My first month as a medical intern, over 20 years ago, I learned many important things: how to distinguish heartburn from a heart attack, how to treat pneumonia and alcohol withdrawal, how to perform a spinal tap. What I did not learn was how to manage the stress of carrying an enormous workload and great responsibility while getting little sleep and eating a diet consisting of greasy food from the hospital cafeteria and candy bars from vending machines. Stress management was not taught because the stress of being a physician wasn't acknowledged. When we were tired, anxious, sad, or sick, we just kept working.
Like athletes and soldiers, we physicians pride ourselves on working through injury, pain, fatigue, and assorted conditions that might sideline other professionals. For decades, doctors have sacrificed their own health and comfort for the sake of their patients, an ideal that has been reinforced by various media, from the embittered and overworked physician in the 1950s film The Last Angry Man to the scores of hard-drinking medical professionals in Scrubs, House, and Grey's Anatomy.
It would not surprise most people to learn that doctors have higher rates of suicide, alcohol and substance abuse, and job burnout than most people. In the past we might have written off these problems as a natural consequence of doctors working long hours in a highly stressful job, an occupational hazard of people caring for sick people, regrettable but unavoidable.
In the past few years, however, studies have shown that the mental state of physicians has much broader repercussions; it affects not just the doctors themselves (and their families) but also the quality of care patients receive. In fact, a recent article in the premier medical journal The Lancet contends that the emotional well-being of doctors is a major index of the quality of the health-care system as a whole. That makes physicians' wellness—particularly our mental health—a necessary part of any discussion of the health-care system—and of health-care reform.
Schooled in Self-Denial
"One of the last things to go when physicians are burning out is their attention to their patients," observes Dan Shapiro, professor of medical humanism and chair of the department of humanities at Penn State College of Medicine.
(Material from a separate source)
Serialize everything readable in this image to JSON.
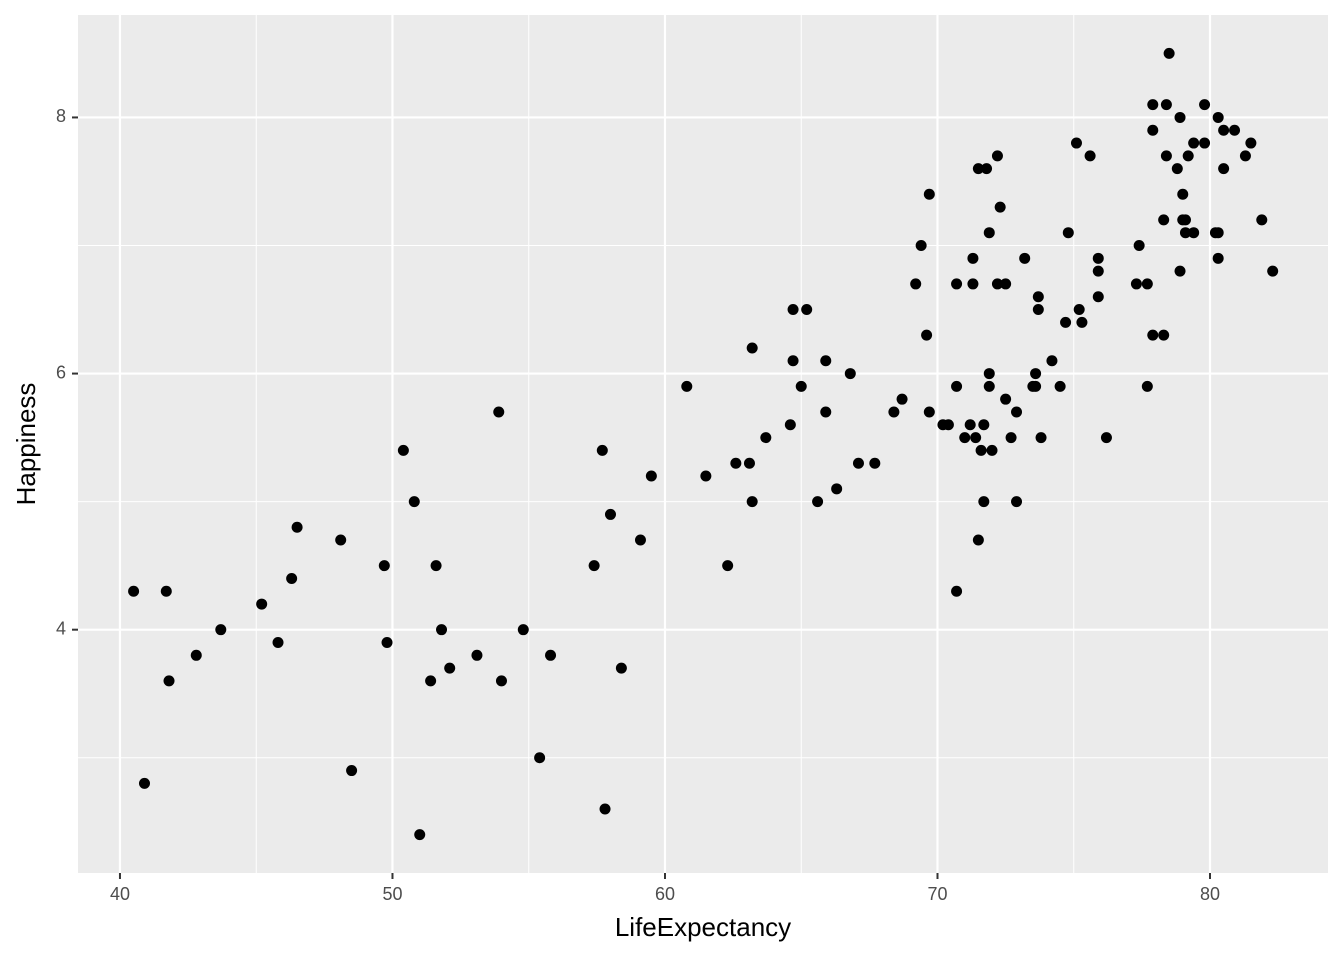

Unfortunately, he says, "the baseline physician is walking around fairly burned out." Part of it has to do with the way the health-care system is organized and physicians are compensated, part of it has to do with who is selected to be a doctor (very competitive and perfectionistic types), and part has to do with the way doctors are trained.
"We teach doctors that they have to be self-denying," says Shapiro. "It's very adaptive and necessary sometimes, such as during long surgeries. But it can become a dominant way of being in the world, and then it is destructive." Even when sick, physicians frequently don't go to doctors, opting instead to work through illness and injury, and to diagnose and treat themselves. Many doctors do not even have physicians and avoid routine screening tests.
A large majority of doctors in residency training say that they would keep working if they had vomited all night, saw blood in their urine, or experienced extreme anxiety. Of course, if doctors avoid seeking medical care it is difficult to estimate accurately how frequently or severely they are ill. Still, surveys of doctors suggest alarming rates of stress and job dissatisfaction, risk factors for ill health.
Stress Indicators
One month after his 40th birthday, Alex Lickerman, a primary care physician at the University of Chicago, felt ill while attending a brunch. He lost his appetite, became nauseated, and began to feel pain in his right lower abdomen. After consulting a physician friend, Lickerman entered the hospital for what he assumed would be a routine appendectomy. In the middle of the night after he was discharged, he started vomiting violently and passed out, awakened only by his wife's alarmed screams. Rushed back to the hospital, he underwent emergency surgery, which showed massive internal bleeding, the source of which was never discovered.
Not long afterwards, he started experiencing chest pain, which he diagnosed as muscle strain. Luckily, he consulted his physician friend again. It turned out that he had a life-threatening blood clot in his lungs. Lying on a gurney in the ER awaiting treatment for the clot, he became very anxious. "I thought I could really die, a thought I had never had before," he recalls. "I really freaked out."
When he was ready for discharge he started having back pain, then severe diarrhea, chills, and fever, side effects of an antibiotic he had been given. Just when that problem was resolving, he developed a rash all over his body, an allergic reaction to another antibiotic. And when Lickerman was finally well enough to return to work, nausea struck again. Although he saw his patients, he was so distracted by discomfort and worry that he could barely focus on their problems. "I was out of my mind, I was so anxious."